Gordon Ram's Fuckarama
."

"Do you know what, I would burn anything I tried to cook if that was on," I say. "I'd be too busy pressing Pause and Rewind."

"Oh, is that what you call it?" Martha asks. "I'll have to teach Aaron about pressing Pause and Rewind more often. I wouldn't have had to buy one of these while he's away."

She opens her crocheted rainbow shopper and takes out an
Ann Summers
bag, tipping the box out onto the table. Packets of batteries follow.

"I think Aaron will be made redundant once he comes back, if you've been playing with that," Elaine remarks, as our starters arrive and the waiter smiles, and tries not to comment, rescuing one of the battery packs for her as it skitters off the table when knocked by the condiments tray. "My God, it might as well have handlebars on it. That's an exercise machine if ever there was one. Has it got a built-in MyTunes dock?"

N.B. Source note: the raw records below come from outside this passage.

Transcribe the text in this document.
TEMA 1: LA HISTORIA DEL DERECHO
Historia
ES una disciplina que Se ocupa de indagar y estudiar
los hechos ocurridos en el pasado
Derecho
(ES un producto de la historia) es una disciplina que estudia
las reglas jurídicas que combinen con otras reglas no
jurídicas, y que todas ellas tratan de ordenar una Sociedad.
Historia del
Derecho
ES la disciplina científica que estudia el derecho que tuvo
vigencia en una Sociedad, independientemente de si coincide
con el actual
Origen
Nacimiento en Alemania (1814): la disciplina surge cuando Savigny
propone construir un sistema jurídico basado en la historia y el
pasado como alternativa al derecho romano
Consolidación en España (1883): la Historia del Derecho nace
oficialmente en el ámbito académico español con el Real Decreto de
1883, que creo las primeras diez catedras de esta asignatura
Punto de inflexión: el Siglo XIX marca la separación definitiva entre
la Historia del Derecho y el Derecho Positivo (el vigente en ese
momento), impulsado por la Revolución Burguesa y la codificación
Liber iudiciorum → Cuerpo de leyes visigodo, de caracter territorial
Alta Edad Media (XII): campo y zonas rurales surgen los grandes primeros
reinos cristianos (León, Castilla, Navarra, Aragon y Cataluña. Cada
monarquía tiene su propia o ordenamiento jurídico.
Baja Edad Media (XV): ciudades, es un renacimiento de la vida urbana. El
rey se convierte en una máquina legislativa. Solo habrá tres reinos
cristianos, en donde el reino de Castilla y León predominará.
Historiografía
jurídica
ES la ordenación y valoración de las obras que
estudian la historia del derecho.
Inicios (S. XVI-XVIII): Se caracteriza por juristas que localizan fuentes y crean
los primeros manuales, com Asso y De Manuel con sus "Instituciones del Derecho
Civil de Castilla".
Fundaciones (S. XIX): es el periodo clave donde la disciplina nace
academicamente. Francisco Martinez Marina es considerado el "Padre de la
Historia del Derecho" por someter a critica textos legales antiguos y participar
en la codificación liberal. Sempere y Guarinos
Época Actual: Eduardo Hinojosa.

"It lights up in different colours, and has all sparkly things in," Martha says proudly, as I pick up the box and turn it around curiously.

"Yeah, just make sure you don't get it mixed up with your lava lamp," I warn her. "That'd be some third-degree burns and embarrassing glass splinters to explain in Casualty."

Although Adam Grayson would enjoy it, I think to myself, and wonder how he's getting on as well. Probably the most likely of us runners to end up with Alice, on his To Do List. At the GUM clinic.